# Six Month Winter Escapes



## babyboomer99 (Feb 25, 2012)

We are happy retirees who usually spend the UK winter well away from the snow. This season we are in Penang but I have always felt Thailand was the place for us but I cannot find decent 6-month accommodation. Our rental budget is 300Gbp - 400 Gbp so we can usually find somewhere nice. When I check Thailand on the web I can only find luxury stuff for 6 months. Nice stuff for a more reasonable price seems to go to 12-month lets. Anyone have any good advice on how to find good stuff for 6 months - October to April. I'm thinking Krabi-Phuket area and I love Koh Lanta. -- we like to use the rental place as a base while we explore other parts of Asia so it cannot be too remote and husband would not like to drive in Thailand (sensible man) so we need a place with goodish local transport. Any advice gratefully received.


----------



## joseph44 (May 4, 2011)

Babyboomer, is you browse the internet for accommodation, especially in the areas that you would like to stay, you will find mot of the times more expensive properties. 

Websites that you will not find easy through google are:
http://www.mrroomfinder.com
Thailand Classified Ads | 25 February 2012 | Page 1 | BahtSold.com
?????????????? ????????????? ????????????? ???????? ?????? ??????? ???????? ?????????????? ????????????? ???????????? ?????? ??????????? ???????? ???????? : Premium Mall - TARAD.com (in Thai)
most of the advertisers are private persons and the rental rates are more than reasonable. 

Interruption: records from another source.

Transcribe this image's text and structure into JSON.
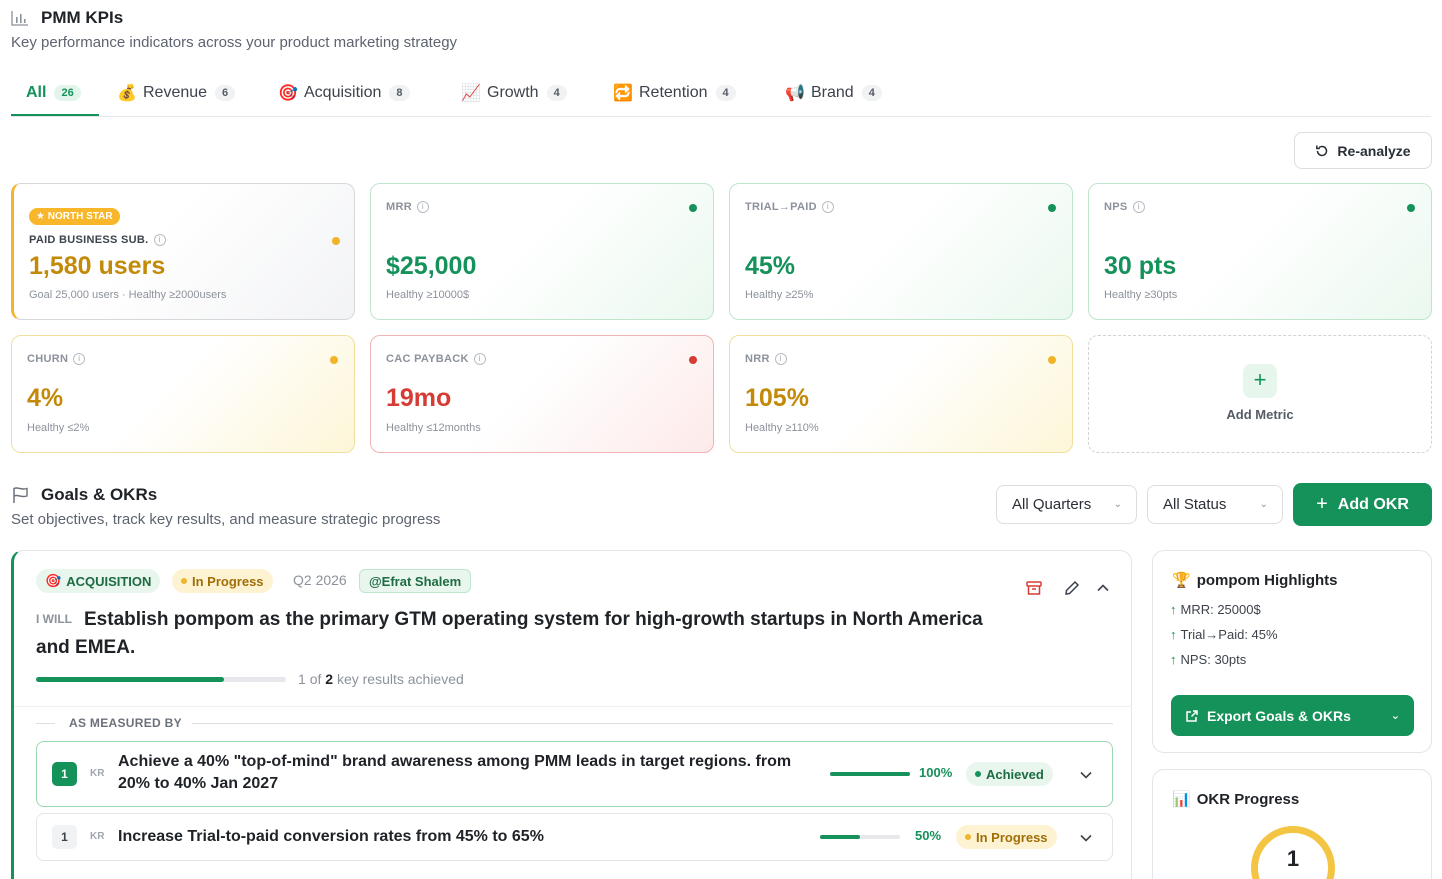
{
  "header": {
    "icon": "bar-chart-icon",
    "title": "PMM KPIs",
    "subtitle": "Key performance indicators across your product marketing strategy"
  },
  "tabs": [
    {
      "label": "All",
      "count": "26",
      "active": true,
      "icon": ""
    },
    {
      "label": "Revenue",
      "count": "6",
      "icon": "money-bag-icon"
    },
    {
      "label": "Acquisition",
      "count": "8",
      "icon": "target-icon"
    },
    {
      "label": "Growth",
      "count": "4",
      "icon": "chart-up-icon"
    },
    {
      "label": "Retention",
      "count": "4",
      "icon": "repeat-icon"
    },
    {
      "label": "Brand",
      "count": "4",
      "icon": "megaphone-icon"
    }
  ],
  "reanalyze_label": "Re-analyze",
  "kpis": {
    "north_star": {
      "badge": "★ NORTH STAR",
      "label": "PAID BUSINESS SUB.",
      "value": "1,580 users",
      "note": "Goal 25,000 users · Healthy ≥2000users",
      "status_color": "#f0b428"
    },
    "mrr": {
      "label": "MRR",
      "value": "$25,000",
      "note": "Healthy ≥10000$",
      "status_color": "#15915a"
    },
    "trial_paid": {
      "label": "TRIAL→PAID",
      "value": "45%",
      "note": "Healthy ≥25%",
      "status_color": "#15915a"
    },
    "nps": {
      "label": "NPS",
      "value": "30 pts",
      "note": "Healthy ≥30pts",
      "status_color": "#15915a"
    },
    "churn": {
      "label": "CHURN",
      "value": "4%",
      "note": "Healthy ≤2%",
      "status_color": "#f0b428"
    },
    "cac": {
      "label": "CAC PAYBACK",
      "value": "19mo",
      "note": "Healthy ≤12months",
      "status_color": "#d63c34"
    },
    "nrr": {
      "label": "NRR",
      "value": "105%",
      "note": "Healthy ≥110%",
      "status_color": "#f0b428"
    },
    "add_metric": "Add Metric"
  },
  "goals": {
    "title": "Goals & OKRs",
    "subtitle": "Set objectives, track key results, and measure strategic progress",
    "quarter_filter": "All Quarters",
    "status_filter": "All Status",
    "add_okr": "Add OKR"
  },
  "okr": {
    "category": "ACQUISITION",
    "status": "In Progress",
    "quarter": "Q2 2026",
    "owner": "@Efrat Shalem",
    "i_will": "I WILL",
    "objective": "Establish pompom as the primary GTM operating system for high-growth startups in North America and EMEA.",
    "progress_fraction": 0.75,
    "achieved_count": "1",
    "total_count": "2",
    "progress_prefix": "of",
    "progress_suffix": "key results achieved",
    "measured_by": "AS MEASURED BY",
    "key_results": [
      {
        "num": "1",
        "tag": "KR",
        "text": "Achieve a 40% \"top-of-mind\" brand awareness among PMM leads in target regions. from 20% to 40% Jan 2027",
        "percent": "100%",
        "progress": 1.0,
        "status": "Achieved"
      },
      {
        "num": "1",
        "tag": "KR",
        "text": "Increase Trial-to-paid conversion rates from 45% to 65%",
        "percent": "50%",
        "progress": 0.5,
        "status": "In Progress"
      }
    ]
  },
  "highlights": {
    "title": "pompom Highlights",
    "items": [
      "MRR: 25000$",
      "Trial→Paid: 45%",
      "NPS: 30pts"
    ],
    "export_label": "Export Goals & OKRs"
  },
  "okr_progress": {
    "title": "OKR Progress",
    "value": "1"
  }
}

Otherwise, do what most people do. Move in a hotel for a week or so first and look around the area. 
ALL websites offering accommodation are perfect to make an inventory and get yourself orientated, but never book an accommodation online!!


----------



## wazza (Apr 4, 2010)

Hi BB99, I myself am a bb and go to Phuket often the trick I have found is to go book into a fairly nice hotel and check the local real estate agents and papers ,I also have made deals with hotels on a 1 month basis and have stayed up to 3 months at a time ,I did a deal last year for 12,000 Bht a month, room changed every day secure clean central,included power and water ,it was also the low season so depending on the time of year and your ability to barter,the better the deal,November through to April is high and mid season ,don't let that stop you. deals can be struct any time as they prefer bums in beds as oposed to empty beds , Good luck if you go there,
WAZZA


----------



## babyboomer99 (Feb 25, 2012)

Thanks for the websites - just what I need to get a picture of the type of stuff available and its price....will do some research then do as Wazza says-book in somewhere and start negotiating...thanks all.


----------